Google Hit With Surprise Labour Rights Complaint Over Fired Workers

Google Hit With Surprise Labour Rights Complaint Over Fired Workers

The U.S. National Labour Relations Board filed a surprise complaint on Wednesday accusing Google of illegally surveilling and firing two workers who had tried to form a union at the tech giant. What’s so surprising? The Trump administration isn’t exactly known as a defender of labour rights.

Google fired several employees in 2019 over what the company called in an internal memo, “clear and repeated violations of our data security policies.” Those policies included use of work calendar apps for protest organising, a policy the NLRB says didn’t actually exist before they were fired according to the new complaint.

Two of the fired employees, Laurence Berland and Kathryn Spiers, have identified themselves as being named in the new complaint, though the copy that has been issued redacts many of the names involved.

“This complaint makes clear that workers have the right to speak to issues of ethical business and the composition of management. This is a significant finding at a time when we’re seeing the power of a handful of tech billionaires consolidate control over our lives and our society,” Laurence Berland said in an emailed statement to Gizmodo.

“Workers have the right to speak out about and organise, as the NLRB is affirming, but we also know that we should not, and cannot, cleave off ethical concerns about the role management wants to play in that society,” Berland continued.

But Google says the company supports labour rights and insist that the workers who were fired committed “serious violations” of Google policies.

“Google has always worked to support a culture of internal discussion, and we place immense trust in our employees. Of course employees have protected labour rights that we strongly support, but we have always taken information security very seriously,” a Google spokesperson told Gizmodo via email. “We’re confident in our decision and legal position. Actions undertaken by the employees at issue were a serious violation of our policies and an unacceptable breach of a trusted responsibility.”

Some initial coverage of NLRB complaint has been misleading, even suggesting that Google has been found “guilty” of violating the rights of these workers. And while it is indeed surprising that anyone associated with Donald Trump might pursue a case for workers, this is just the first step in a long process.

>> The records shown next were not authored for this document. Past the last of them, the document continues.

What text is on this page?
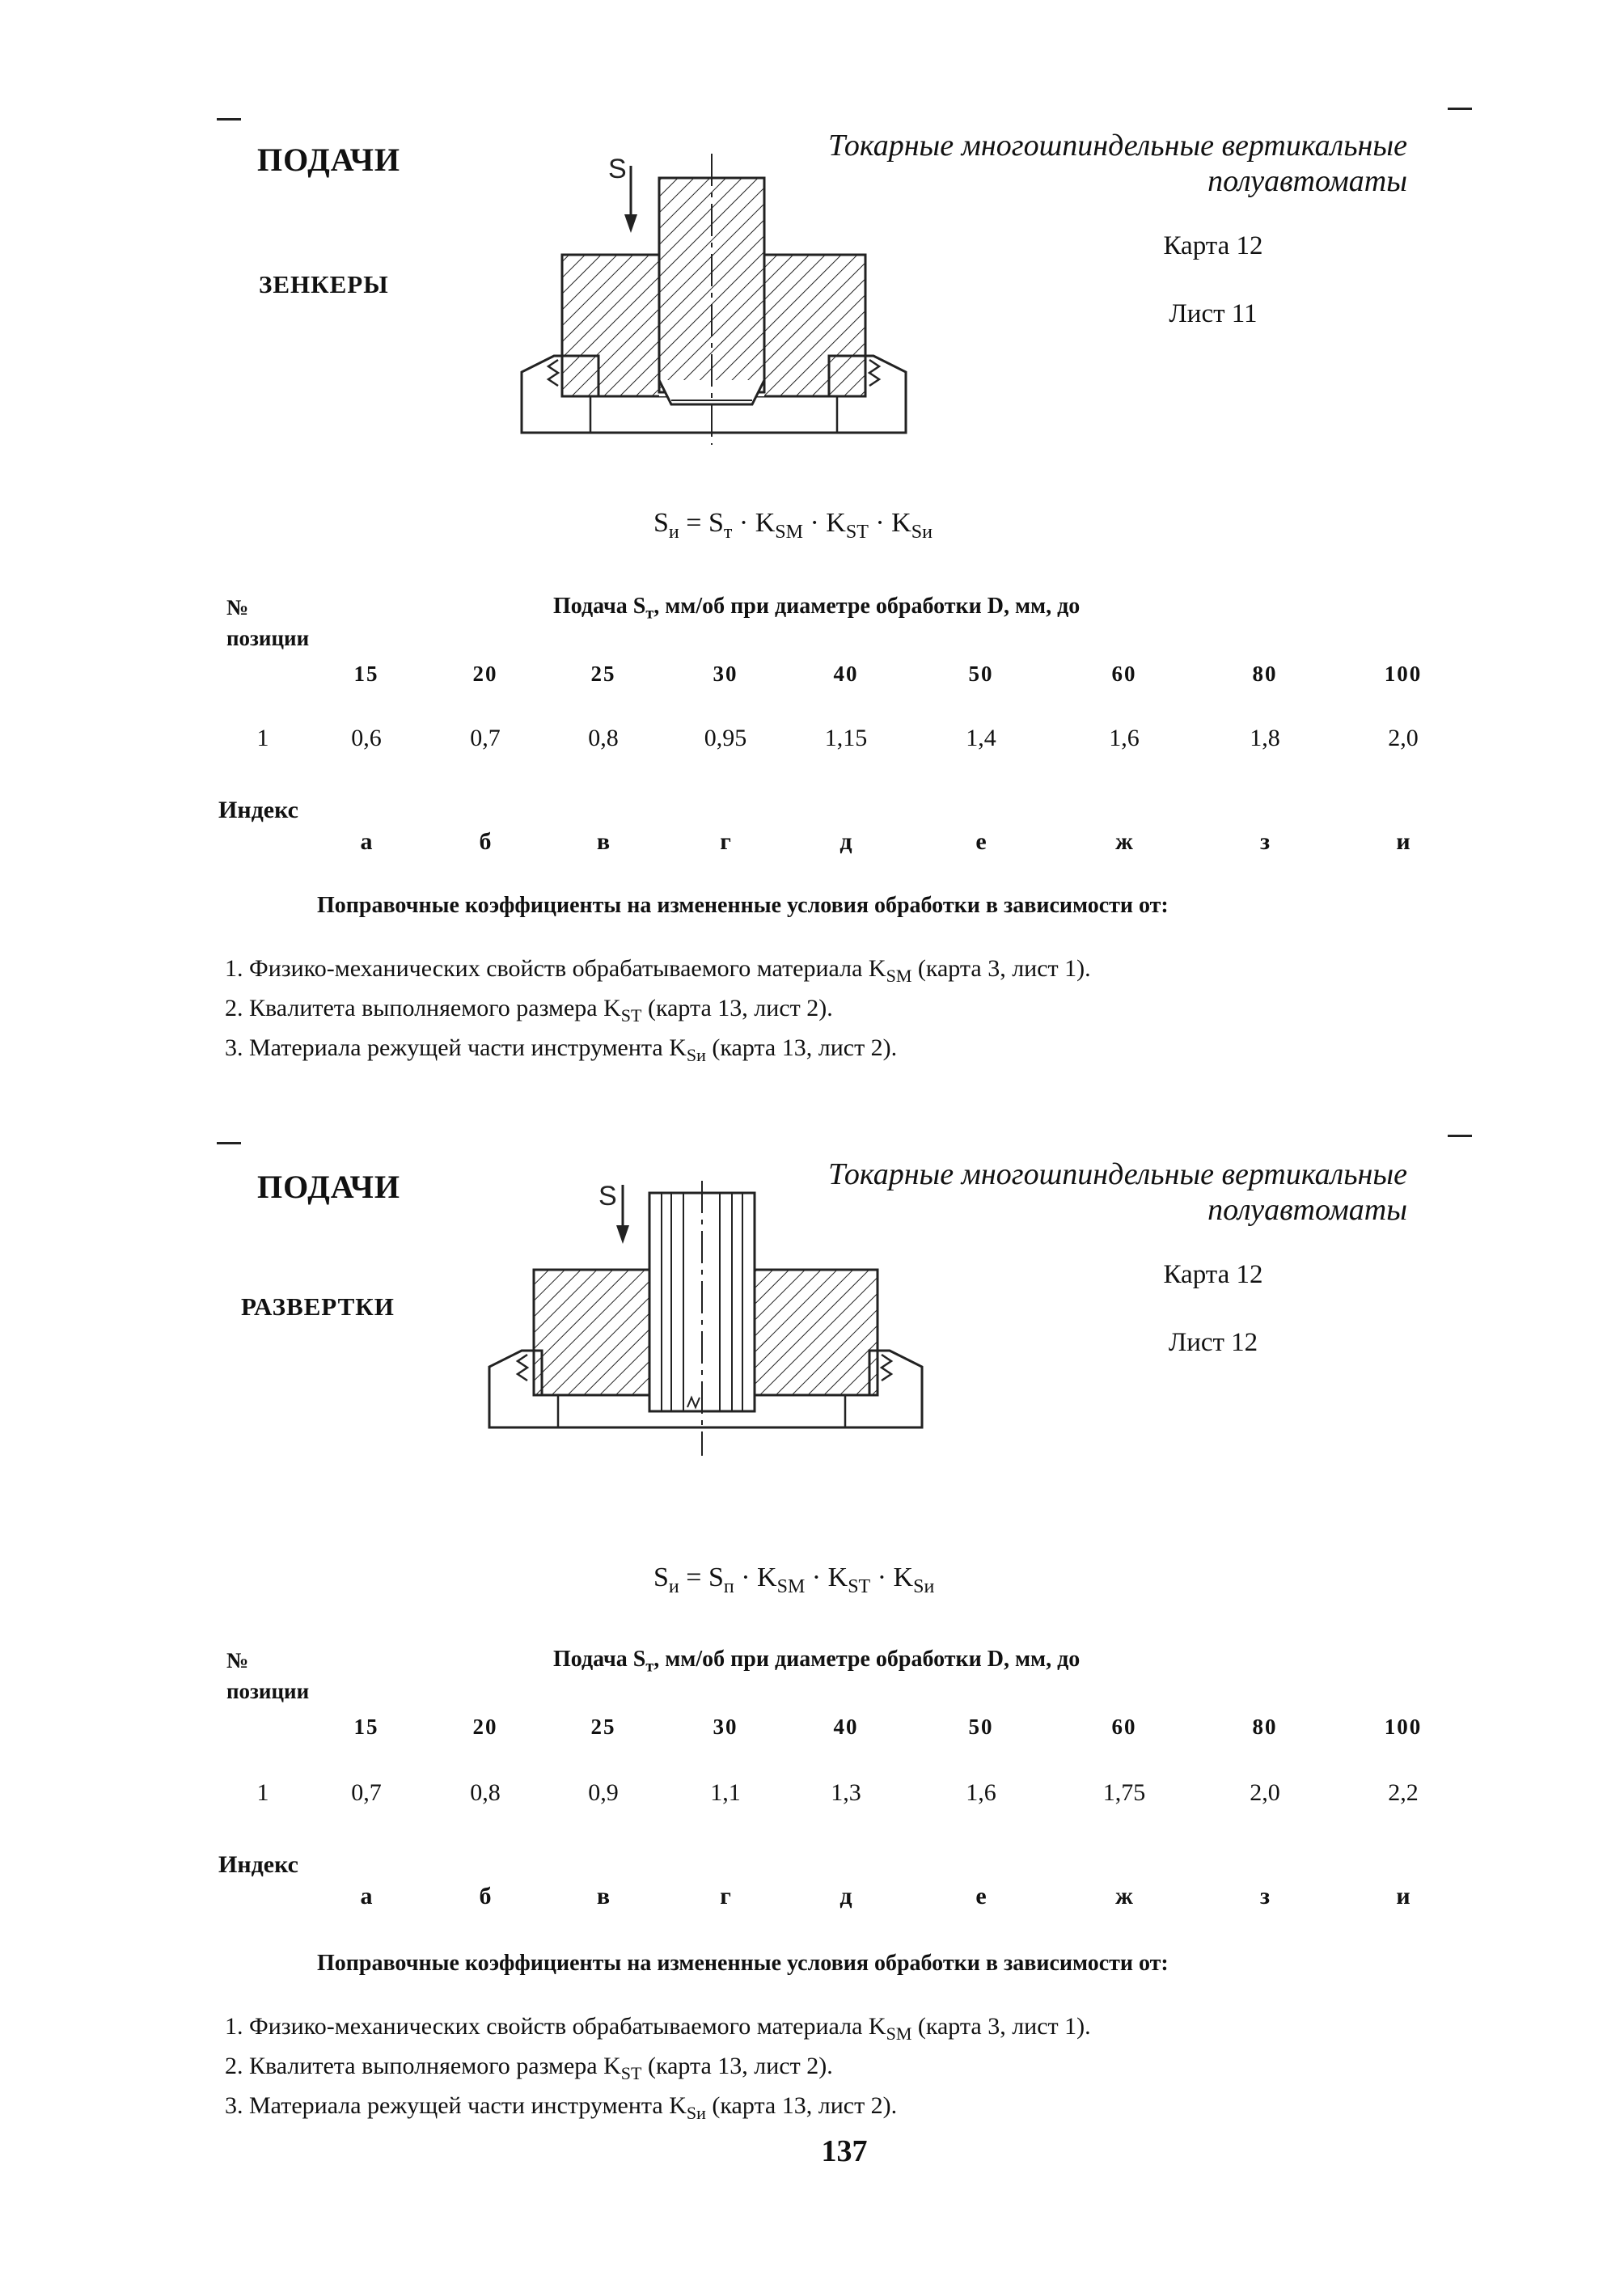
ПОДАЧИ
ЗЕНКЕРЫ
Токарные многошпиндельные вертикальные полуавтоматы
Карта 12
Лист 11
S
$S_и = S_т \cdot K_{SM} \cdot K_{ST} \cdot K_{Sи}$
№ позиции
Подача $S_т$, мм/об при диаметре обработки D, мм, до
15	20	25	30	40	50	60	80	100
1	0,6	0,7	0,8	0,95	1,15	1,4	1,6	1,8	2,0
Индекс
а	б	в	г	д	е	ж	з	и
Поправочные коэффициенты на измененные условия обработки в зависимости от:
1. Физико-механических свойств обрабатываемого материала $K_{SM}$ (карта 3, лист 1).
2. Квалитета выполняемого размера $K_{ST}$ (карта 13, лист 2).
3. Материала режущей части инструмента $K_{Sи}$ (карта 13, лист 2).
ПОДАЧИ
РАЗВЕРТКИ
Токарные многошпиндельные вертикальные полуавтоматы
Карта 12
Лист 12
S
$S_и = S_п \cdot K_{SM} \cdot K_{ST} \cdot K_{Sи}$
№ позиции
Подача $S_т$, мм/об при диаметре обработки D, мм, до
15	20	25	30	40	50	60	80	100
1	0,7	0,8	0,9	1,1	1,3	1,6	1,75	2,0	2,2
Индекс
а	б	в	г	д	е	ж	з	и
Поправочные коэффициенты на измененные условия обработки в зависимости от:
1. Физико-механических свойств обрабатываемого материала $K_{SM}$ (карта 3, лист 1).
2. Квалитета выполняемого размера $K_{ST}$ (карта 13, лист 2).
3. Материала режущей части инструмента $K_{Sи}$ (карта 13, лист 2).
137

As Josh Eidelsen, a labour reporter for Bloomberg News and Businessweek, explained in a recent Twitter thread, this case could take years before any kind of agreement or ruling is reached, and even then, things can be appealed. But the workers who made the complaint are at least pleased that they’re being taken seriously.

“This week the NLRB issued a complaint on my behalf. They found that I was illegally terminated for trying to help my colleagues,” Kathryn Spiers, another worker who was fired, said in a statement to Gizmodo via email.

“Colleagues and strangers believe I abused my role because of lies told by Google management while they were retaliating against me. The NLRB can order Google to reinstate me, but it cannot reverse the harm done to my credibility,”

The NLRB hearing before an administrative law judge will take place on April 12, 2021, provided a settlement between Google and the former employees isn’t reached before that. Again, this is a very long process.